The next step is knowing where to find referral sources. Cellini says they can be audit firms, certified public accountant (CPA) practices, ERISA [Employee Retirement Income Security Act] attorneys, bankers or property and casualty insurance brokers. With the OneDigital acquisition, Morris now has the benefit of being part of a company that also offers employee benefits and human resources (HR) consulting, so he seeks out referrals through these colleagues.

“We are a one-stop solution, and one-third of our relationships come in through those channels,” he says. “This holistic approach helps us retain clients longer.”

Likewise, Dan Peluse, director of Wintrust Retirement Benefits Advisors, finds referrals through the wealth advisers at his firm. However, he cautions that when working with these referrals, it is important to set realistic expectations among the clients.

“One of the challenges we see with wealth adviser relationships is that there is so much overpromising and underdelivering, be it around compensation or the service model,” Peluse says. “You need to set manageable expectations up front.”

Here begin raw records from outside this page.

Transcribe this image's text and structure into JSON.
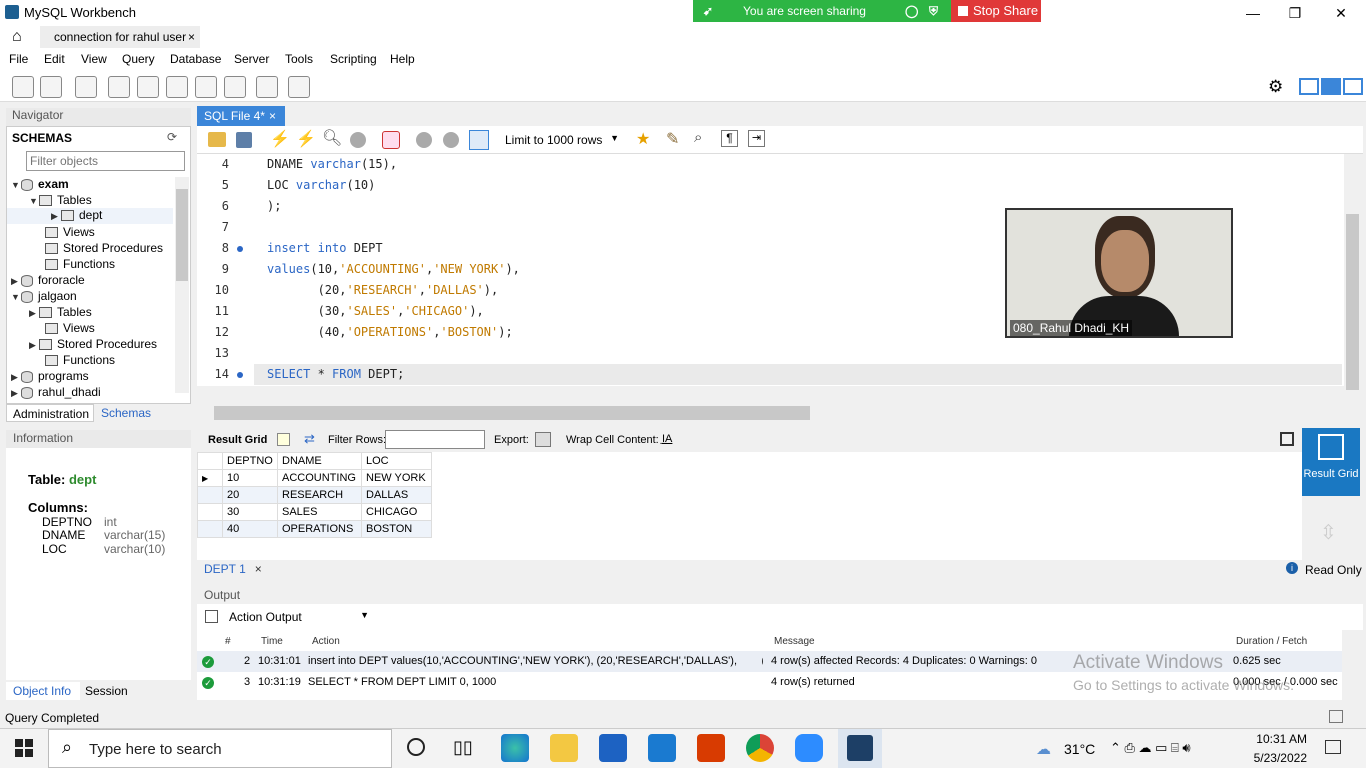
{
  "window": {
    "title": "MySQL Workbench",
    "tab": "connection for rahul user"
  },
  "sharing": {
    "label": "You are screen sharing",
    "stop": "Stop Share"
  },
  "menu": [
    "File",
    "Edit",
    "View",
    "Query",
    "Database",
    "Server",
    "Tools",
    "Scripting",
    "Help"
  ],
  "navigator": {
    "title": "Navigator",
    "schemas": "SCHEMAS",
    "filter_placeholder": "Filter objects",
    "tree": [
      "exam",
      "Tables",
      "dept",
      "Views",
      "Stored Procedures",
      "Functions",
      "fororacle",
      "jalgaon",
      "Tables",
      "Views",
      "Stored Procedures",
      "Functions",
      "programs",
      "rahul_dhadi"
    ],
    "tabs": [
      "Administration",
      "Schemas"
    ]
  },
  "information": {
    "title": "Information",
    "table_label": "Table:",
    "table_name": "dept",
    "columns_label": "Columns:",
    "columns": [
      {
        "name": "DEPTNO",
        "type": "int"
      },
      {
        "name": "DNAME",
        "type": "varchar(15)"
      },
      {
        "name": "LOC",
        "type": "varchar(10)"
      }
    ],
    "tabs": [
      "Object Info",
      "Session"
    ]
  },
  "editor": {
    "tab": "SQL File 4*",
    "limit": "Limit to 1000 rows",
    "lines": [
      {
        "n": "4",
        "text": "DNAME varchar(15),"
      },
      {
        "n": "5",
        "text": "LOC varchar(10)"
      },
      {
        "n": "6",
        "text": ");"
      },
      {
        "n": "7",
        "text": ""
      },
      {
        "n": "8",
        "text": "insert into DEPT"
      },
      {
        "n": "9",
        "text": "values(10,'ACCOUNTING','NEW YORK'),"
      },
      {
        "n": "10",
        "text": "       (20,'RESEARCH','DALLAS'),"
      },
      {
        "n": "11",
        "text": "       (30,'SALES','CHICAGO'),"
      },
      {
        "n": "12",
        "text": "       (40,'OPERATIONS','BOSTON');"
      },
      {
        "n": "13",
        "text": ""
      },
      {
        "n": "14",
        "text": "SELECT * FROM DEPT;"
      }
    ]
  },
  "video": {
    "name": "080_Rahul Dhadi_KH"
  },
  "result": {
    "label": "Result Grid",
    "filter": "Filter Rows:",
    "export": "Export:",
    "wrap": "Wrap Cell Content:",
    "side": "Result Grid",
    "headers": [
      "DEPTNO",
      "DNAME",
      "LOC"
    ],
    "rows": [
      [
        "10",
        "ACCOUNTING",
        "NEW YORK"
      ],
      [
        "20",
        "RESEARCH",
        "DALLAS"
      ],
      [
        "30",
        "SALES",
        "CHICAGO"
      ],
      [
        "40",
        "OPERATIONS",
        "BOSTON"
      ]
    ],
    "tab": "DEPT 1",
    "readonly": "Read Only"
  },
  "output": {
    "title": "Output",
    "selector": "Action Output",
    "headers": [
      "#",
      "Time",
      "Action",
      "Message",
      "Duration / Fetch"
    ],
    "rows": [
      {
        "num": "2",
        "time": "10:31:01",
        "action": "insert into DEPT values(10,'ACCOUNTING','NEW YORK'), (20,'RESEARCH','DALLAS'),        (...",
        "message": "4 row(s) affected Records: 4  Duplicates: 0  Warnings: 0",
        "duration": "0.625 sec"
      },
      {
        "num": "3",
        "time": "10:31:19",
        "action": "SELECT * FROM DEPT LIMIT 0, 1000",
        "message": "4 row(s) returned",
        "duration": "0.000 sec / 0.000 sec"
      }
    ]
  },
  "activate": {
    "line1": "Activate Windows",
    "line2": "Go to Settings to activate Windows."
  },
  "status": "Query Completed",
  "taskbar": {
    "search": "Type here to search",
    "temp": "31°C",
    "time": "10:31 AM",
    "date": "5/23/2022"
  }
}
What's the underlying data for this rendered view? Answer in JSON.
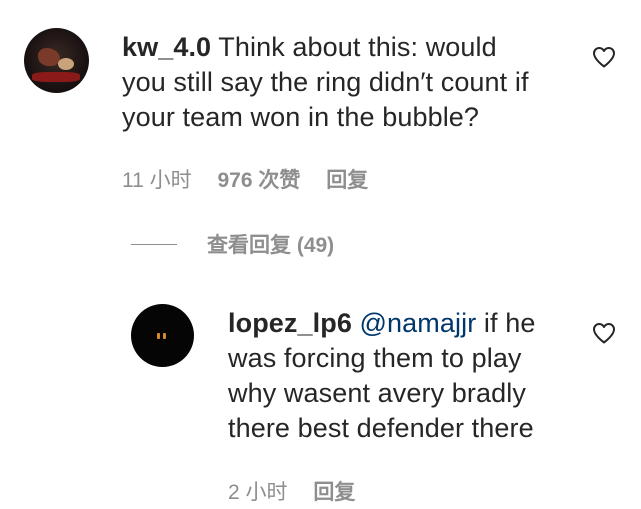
{
  "comments": [
    {
      "username": "kw_4.0",
      "lines": [
        "Think about this: would",
        "you still say the ring didn′t count if",
        "your team won in the bubble?"
      ],
      "time": "11 小时",
      "likes": "976 次赞",
      "reply_label": "回复",
      "avatar_icon": "profile-photo"
    }
  ],
  "view_replies": {
    "label": "查看回复 (49)"
  },
  "replies": [
    {
      "username": "lopez_lp6",
      "mention": "@namajjr",
      "lines": [
        "if he",
        "was forcing them to play",
        "why wasent avery bradly",
        "there best defender there"
      ],
      "time": "2 小时",
      "reply_label": "回复",
      "avatar_icon": "profile-photo"
    }
  ],
  "icons": {
    "like": "heart-outline-icon"
  },
  "colors": {
    "text": "#262626",
    "secondary": "#8e8e8e",
    "mention": "#00376b"
  }
}
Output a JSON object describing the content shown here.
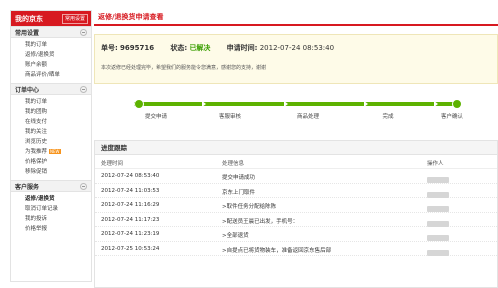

Another source for referrals is recordkeepers, says Mike Volo, senior partner at Cammack Retirement Group. He says it is important to establish one’s practice as a thought leader in order to impress and motivate these referral sources. He explains that Cammack Retirement Group issues a newsletter called “Retirement Connection,” that’s specifically designed for the practice’s referral sources, or what it calls “centers of influence.” In it, the firm showcases its thought leadership on pressing issues, summarizes articles or passages where the firm has been quoted in the press and notes upcoming conferences its advisers plan to attend.